Residents of Washington, D.C. should brace for a longer commute tomorrow morning.
The Washington Metropolitan Area Transit Authority is shutting down the entire D.C. metro system for at least 24 hours starting at midnight tonight for safety checks of electric cables, according to an announcement from Metro General Manager and CEO Paul J. Wiedefeld.
The system should be back up Thursday morning, but officials warned it could take longer.
"While the risk to the public is very low, I cannot rule out a potential life safety issue here, and that is why we must take this action immediately," Wiedefeld said.

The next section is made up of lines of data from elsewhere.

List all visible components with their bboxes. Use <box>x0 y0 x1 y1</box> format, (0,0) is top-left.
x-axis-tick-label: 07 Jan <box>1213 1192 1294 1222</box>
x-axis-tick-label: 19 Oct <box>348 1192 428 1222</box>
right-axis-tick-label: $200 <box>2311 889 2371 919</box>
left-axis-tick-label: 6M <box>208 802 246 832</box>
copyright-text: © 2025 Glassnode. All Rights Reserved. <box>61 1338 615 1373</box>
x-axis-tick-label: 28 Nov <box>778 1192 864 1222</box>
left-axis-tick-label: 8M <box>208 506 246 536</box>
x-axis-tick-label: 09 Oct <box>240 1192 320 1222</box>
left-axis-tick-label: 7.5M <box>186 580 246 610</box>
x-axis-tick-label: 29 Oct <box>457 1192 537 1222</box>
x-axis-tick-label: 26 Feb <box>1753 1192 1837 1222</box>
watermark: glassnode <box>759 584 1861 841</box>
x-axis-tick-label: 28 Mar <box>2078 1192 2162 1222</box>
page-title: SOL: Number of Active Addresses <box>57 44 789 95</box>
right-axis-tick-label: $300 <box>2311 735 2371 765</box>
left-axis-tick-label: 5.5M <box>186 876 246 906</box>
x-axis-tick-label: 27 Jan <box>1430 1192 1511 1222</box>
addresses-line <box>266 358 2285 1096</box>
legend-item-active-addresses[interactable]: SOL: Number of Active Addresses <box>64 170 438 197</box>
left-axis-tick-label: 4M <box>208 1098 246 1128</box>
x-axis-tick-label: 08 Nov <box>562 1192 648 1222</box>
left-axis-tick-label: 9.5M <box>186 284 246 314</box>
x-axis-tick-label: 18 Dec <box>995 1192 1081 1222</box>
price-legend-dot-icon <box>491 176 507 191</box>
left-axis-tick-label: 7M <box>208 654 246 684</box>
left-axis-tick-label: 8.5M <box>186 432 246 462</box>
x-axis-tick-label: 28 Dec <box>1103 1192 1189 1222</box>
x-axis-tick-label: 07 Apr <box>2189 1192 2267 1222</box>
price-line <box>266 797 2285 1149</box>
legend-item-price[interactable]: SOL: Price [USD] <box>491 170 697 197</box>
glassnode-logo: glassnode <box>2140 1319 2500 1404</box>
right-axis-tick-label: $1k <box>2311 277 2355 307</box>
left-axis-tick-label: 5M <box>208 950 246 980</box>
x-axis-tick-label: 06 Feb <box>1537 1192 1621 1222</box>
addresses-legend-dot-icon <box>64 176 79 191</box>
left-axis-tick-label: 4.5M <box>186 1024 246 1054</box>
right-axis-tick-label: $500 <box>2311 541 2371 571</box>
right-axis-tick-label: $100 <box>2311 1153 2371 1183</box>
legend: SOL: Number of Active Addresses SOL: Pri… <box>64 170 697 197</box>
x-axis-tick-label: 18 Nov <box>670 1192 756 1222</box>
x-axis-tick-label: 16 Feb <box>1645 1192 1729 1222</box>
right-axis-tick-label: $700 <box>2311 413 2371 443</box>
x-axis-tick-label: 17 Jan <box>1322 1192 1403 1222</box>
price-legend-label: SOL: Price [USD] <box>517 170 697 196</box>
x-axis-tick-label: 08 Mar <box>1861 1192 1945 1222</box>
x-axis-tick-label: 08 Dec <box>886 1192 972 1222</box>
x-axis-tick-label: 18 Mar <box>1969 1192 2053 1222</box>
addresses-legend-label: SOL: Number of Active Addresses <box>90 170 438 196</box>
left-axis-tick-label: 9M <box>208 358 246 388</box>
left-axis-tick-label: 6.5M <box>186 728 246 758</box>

Early Monday morning, passengers relying on the Silver, Blue and Orange lines suffered major delays after a fire started in the tunnel near the McPherson Square station.
“The investigation into yesterday’s cable fire at McPherson Square is ongoing," Wiedefeld said. “As a preliminary matter, the conditions appear disturbingly similar to those in the L’Enfant incident of a year ago, and our focus is squarely on mitigating any risk of a fire elsewhere on the system.”
Transportation Secretary Anthony Foxx announced last October that his department would supervise the subway system after a series of problems jeopardized rider safety.
In January of 2015, one Metro rider died after a Yellow Line train was engulfed in smoke outside the L’Enfant Plaza station.
The incident sparked a federal investigation and prompted the National Transportation Safety Board to recommend the federal oversight of the Metro.
On average, the D.C. metro system sees more than 700,000 boardings each weekday.